Pedro María Zabalza

Personal information
- Full name: Pedro María Zabalza Inda
- Date of birth: 13 April 1944 (age 80)
- Place of birth: Pamplona, Spain
- Height: 1.78 m (5 ft 10 in)
- Position(s): Midfielder

Youth career
- Gure Txokoa

Senior career*
- Years: Team / Apps / (Gls)
- 1963–1964: Oberena
- 1964–1967: Osasuna / 64 / (17)
- 1967–1973: Barcelona / 149 / (10)
- 1973–1976: Athletic Bilbao / 57 / (2)
- 1976–1977: Osasuna
- Total:  / 270 / (29)

International career
- 1968–1969: Spain / 7 / (0)

Managerial career
- 1986–1993: Osasuna
- 1995: Rayo Vallecano
- 1996–1997: Osasuna

= Pedro María Zabalza =

Spanish footballer and manager

Pedro María Zabalza Inda (born 13 April 1944) is a Spanish former professional football midfielder and manager.

His career was mostly associated with Osasuna, especially as a coach.

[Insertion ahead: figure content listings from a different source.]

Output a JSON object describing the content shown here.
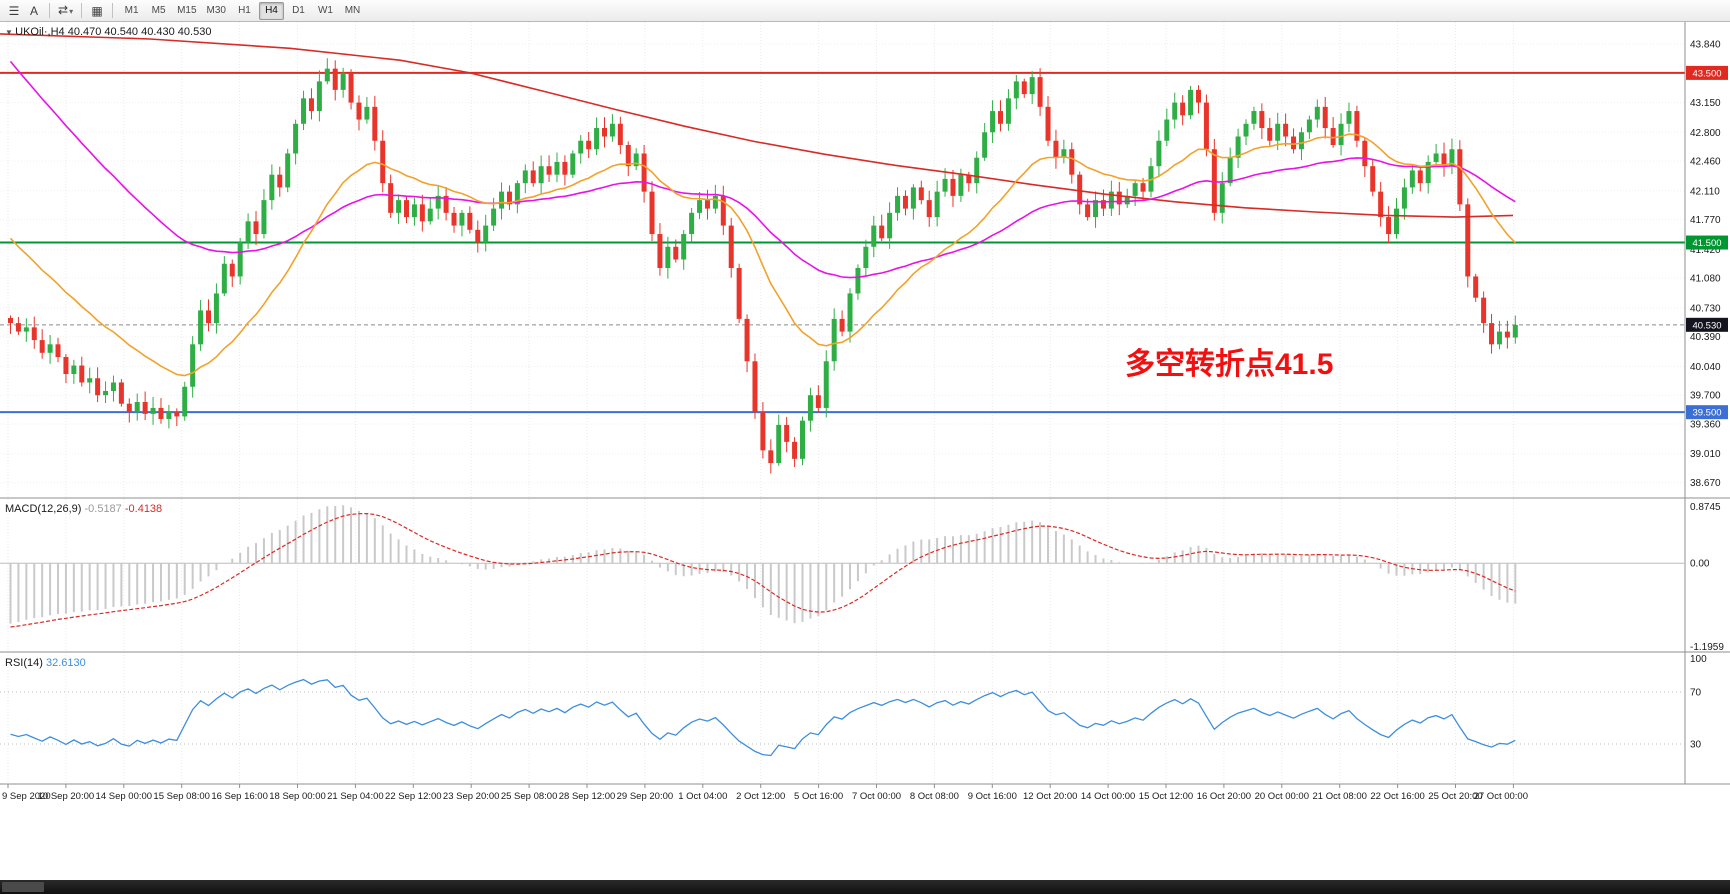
{
  "toolbar": {
    "icons": [
      {
        "name": "charts-menu-icon",
        "glyph": "☰",
        "caret": ""
      },
      {
        "name": "text-annotation-icon",
        "glyph": "A",
        "caret": ""
      },
      {
        "name": "symbols-cycle-icon",
        "glyph": "⇄",
        "caret": "▾"
      },
      {
        "name": "chart-template-icon",
        "glyph": "▦",
        "caret": ""
      }
    ],
    "timeframes": [
      "M1",
      "M5",
      "M15",
      "M30",
      "H1",
      "H4",
      "D1",
      "W1",
      "MN"
    ],
    "active_timeframe": "H4"
  },
  "chart": {
    "collapse_arrow": "▼",
    "symbol_label": "UKOil·,H4",
    "ohlc_label": "40.470 40.540 40.430 40.530",
    "annotation": {
      "text": "多空转折点41.5",
      "color": "#f30f0f"
    },
    "colors": {
      "up": "#2eae45",
      "down": "#e8342a",
      "ma_fast": "#f2a22b",
      "ma_medium": "#e812e8",
      "ma_slow": "#d92b25",
      "hline_red": "#e02a20",
      "hline_green": "#009632",
      "hline_blue": "#3b6fd4",
      "current_line": "#8a8a8a",
      "current_badge": "#14141e",
      "macd_hist": "#c9c9c9",
      "macd_signal": "#d92b25",
      "rsi_line": "#3e8ede",
      "grid": "#e9e9e9",
      "axis_line": "#8f8f8f",
      "tick_text": "#1a1a1a"
    },
    "hlines": [
      {
        "price": 43.5,
        "label": "43.500",
        "color_key": "hline_red"
      },
      {
        "price": 41.5,
        "label": "41.500",
        "color_key": "hline_green"
      },
      {
        "price": 39.5,
        "label": "39.500",
        "color_key": "hline_blue"
      }
    ],
    "current_price": {
      "value": 40.53,
      "label": "40.530"
    },
    "price_ticks": [
      "43.840",
      "43.150",
      "42.800",
      "42.460",
      "42.110",
      "41.770",
      "41.420",
      "41.080",
      "40.730",
      "40.390",
      "40.040",
      "39.700",
      "39.360",
      "39.010",
      "38.670"
    ]
  },
  "chart_data": {
    "type": "candlestick",
    "symbol": "UKOil",
    "timeframe": "H4",
    "title": "UKOil H4 candlestick chart with MACD and RSI",
    "y_range": [
      38.5,
      44.1
    ],
    "closes": [
      40.55,
      40.45,
      40.5,
      40.35,
      40.2,
      40.3,
      40.15,
      39.95,
      40.05,
      39.85,
      39.9,
      39.7,
      39.75,
      39.85,
      39.6,
      39.5,
      39.62,
      39.48,
      39.55,
      39.42,
      39.5,
      39.45,
      39.8,
      40.3,
      40.7,
      40.55,
      40.9,
      41.25,
      41.1,
      41.5,
      41.75,
      41.6,
      42.0,
      42.3,
      42.15,
      42.55,
      42.9,
      43.2,
      43.05,
      43.4,
      43.55,
      43.3,
      43.5,
      43.15,
      42.95,
      43.1,
      42.7,
      42.2,
      41.85,
      42.0,
      41.8,
      41.95,
      41.75,
      41.9,
      42.05,
      41.85,
      41.7,
      41.85,
      41.65,
      41.5,
      41.7,
      41.9,
      42.1,
      41.95,
      42.2,
      42.35,
      42.2,
      42.4,
      42.3,
      42.45,
      42.3,
      42.55,
      42.7,
      42.6,
      42.85,
      42.75,
      42.9,
      42.65,
      42.4,
      42.55,
      42.1,
      41.6,
      41.2,
      41.45,
      41.3,
      41.6,
      41.85,
      42.0,
      41.9,
      42.05,
      41.7,
      41.2,
      40.6,
      40.1,
      39.5,
      39.05,
      38.9,
      39.35,
      39.15,
      38.95,
      39.4,
      39.7,
      39.55,
      40.1,
      40.6,
      40.45,
      40.9,
      41.2,
      41.45,
      41.7,
      41.55,
      41.85,
      42.05,
      41.9,
      42.15,
      42.0,
      41.8,
      42.1,
      42.25,
      42.05,
      42.3,
      42.2,
      42.5,
      42.8,
      43.05,
      42.9,
      43.2,
      43.4,
      43.25,
      43.45,
      43.1,
      42.7,
      42.5,
      42.6,
      42.3,
      41.95,
      41.8,
      42.0,
      41.9,
      42.1,
      41.95,
      42.05,
      42.2,
      42.1,
      42.4,
      42.7,
      42.95,
      43.15,
      43.0,
      43.3,
      43.15,
      42.6,
      41.85,
      42.2,
      42.5,
      42.75,
      42.9,
      43.05,
      42.85,
      42.7,
      42.9,
      42.75,
      42.6,
      42.8,
      42.95,
      43.1,
      42.85,
      42.65,
      42.9,
      43.05,
      42.7,
      42.4,
      42.1,
      41.8,
      41.6,
      41.9,
      42.15,
      42.35,
      42.2,
      42.45,
      42.55,
      42.4,
      42.6,
      41.95,
      41.1,
      40.85,
      40.55,
      40.3,
      40.45,
      40.38,
      40.53
    ],
    "time_labels": [
      "9 Sep 2020",
      "10 Sep 20:00",
      "14 Sep 00:00",
      "15 Sep 08:00",
      "16 Sep 16:00",
      "18 Sep 00:00",
      "21 Sep 04:00",
      "22 Sep 12:00",
      "23 Sep 20:00",
      "25 Sep 08:00",
      "28 Sep 12:00",
      "29 Sep 20:00",
      "1 Oct 04:00",
      "2 Oct 12:00",
      "5 Oct 16:00",
      "7 Oct 00:00",
      "8 Oct 08:00",
      "9 Oct 16:00",
      "12 Oct 20:00",
      "14 Oct 00:00",
      "15 Oct 12:00",
      "16 Oct 20:00",
      "20 Oct 00:00",
      "21 Oct 08:00",
      "22 Oct 16:00",
      "25 Oct 20:00",
      "27 Oct 00:00"
    ],
    "moving_averages": [
      {
        "name": "slow-ma",
        "color_key": "ma_slow",
        "type": "points",
        "points": [
          [
            0,
            43.96
          ],
          [
            150,
            43.9
          ],
          [
            290,
            43.79
          ],
          [
            400,
            43.65
          ],
          [
            470,
            43.5
          ],
          [
            545,
            43.28
          ],
          [
            615,
            43.07
          ],
          [
            685,
            42.87
          ],
          [
            755,
            42.69
          ],
          [
            825,
            42.54
          ],
          [
            895,
            42.41
          ],
          [
            965,
            42.3
          ],
          [
            1035,
            42.18
          ],
          [
            1105,
            42.07
          ],
          [
            1175,
            41.98
          ],
          [
            1245,
            41.91
          ],
          [
            1315,
            41.86
          ],
          [
            1385,
            41.82
          ],
          [
            1455,
            41.8
          ],
          [
            1513,
            41.82
          ]
        ]
      },
      {
        "name": "medium-ma",
        "color_key": "ma_medium",
        "type": "ema",
        "period": 55,
        "seed": 43.75
      },
      {
        "name": "fast-ma",
        "color_key": "ma_fast",
        "type": "ema",
        "period": 21,
        "seed": 41.65
      }
    ],
    "macd": {
      "label": "MACD(12,26,9)",
      "value_main": "-0.5187",
      "value_signal": "-0.4138",
      "fast": 12,
      "slow": 26,
      "signal": 9,
      "range": [
        -1.1959,
        0.8745
      ],
      "axis_labels": [
        "0.8745",
        "0.00",
        "-1.1959"
      ]
    },
    "rsi": {
      "label": "RSI(14)",
      "value": "32.6130",
      "period": 14,
      "levels": [
        70,
        30
      ],
      "axis_labels": [
        "100",
        "70",
        "30"
      ]
    }
  }
}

As a player, he amassed La Liga totals of 206 matches and 12 goals over nine seasons, with Barcelona and Athletic Bilbao.

==Club career==
Born in Pamplona, Navarre, Zabalza started out at his local club CA Osasuna, where he spent three Segunda División seasons and scored a career-best ten goals in 1965–66 to help to a ninth place. In the summer of 1967 he moved to La Liga, signing for FC Barcelona and making his debut in the competition on 10 September in a 3–2 away loss to Real Zaragoza.

Zabalza played 194 competitive games and scored 15 times during his six-year spell at the Camp Nou, helping to win two Copa del Generalísimo trophies and scoring twice in the 1971 final against Valencia CF. After a further three top-flight campaigns with Athletic Bilbao, he closed out his career at the age of 33 with Osasuna, now competing in the Tercera División.

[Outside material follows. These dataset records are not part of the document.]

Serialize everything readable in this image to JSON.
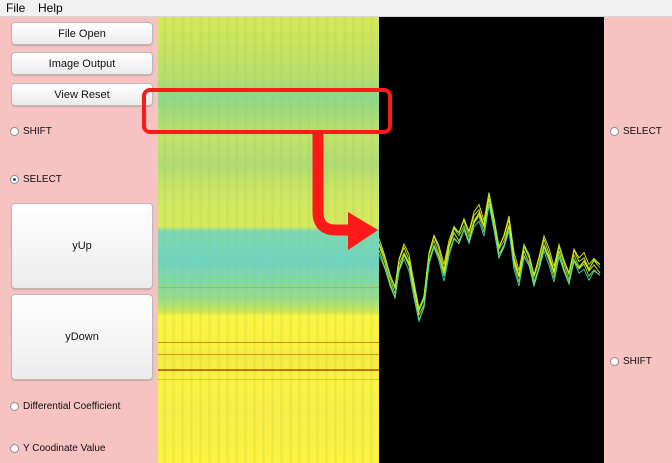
{
  "menu": {
    "file": "File",
    "help": "Help"
  },
  "left_panel": {
    "file_open": "File Open",
    "image_output": "Image Output",
    "view_reset": "View Reset",
    "shift": "SHIFT",
    "select": "SELECT",
    "y_up": "yUp",
    "y_down": "yDown",
    "differential_coefficient": "Differential Coefficient",
    "y_coordinate_value": "Y Coodinate Value"
  },
  "right_panel": {
    "select": "SELECT",
    "shift": "SHIFT"
  },
  "radio_state": {
    "left_shift": false,
    "left_select": true,
    "differential_coefficient": false,
    "y_coordinate_value": false,
    "right_select": false,
    "right_shift": false
  },
  "colors": {
    "panel_background": "#f6c2c2",
    "plot_background": "#000000",
    "annotation": "#ff0000",
    "heatmap_yellow": "#fcf43d",
    "heatmap_green": "#8ed88b",
    "heatmap_cyan": "#6fd3c2",
    "trace_yellow": "#e8f020",
    "trace_green": "#9ee830",
    "trace_cyan": "#3ad8c0"
  },
  "icons": {
    "annotation": "red-selection-box-with-arrow"
  }
}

After taking over from Ivica Brzić 11 rounds into 1986–87, Zabalza went on to coach his last club a full six seasons in the top tier. He resigned in December 1993 as they rank third-bottom in the table, eventually being relegated as last.

Zabalza began 1995–96 at the helm of Rayo Vallecano, but after seven matches and six losses he was dismissed. In the following campaign he was one of four managers in charge of Osasuna (the others being Rafael Benítez, Miguel Sola and Enrique Martín), who was the first team above the division two relegation zone.

==International career==
Zabalza earned seven caps for Spain in eight months. His first occurred on 17 October 1968, in a 3–1 friendly win in France.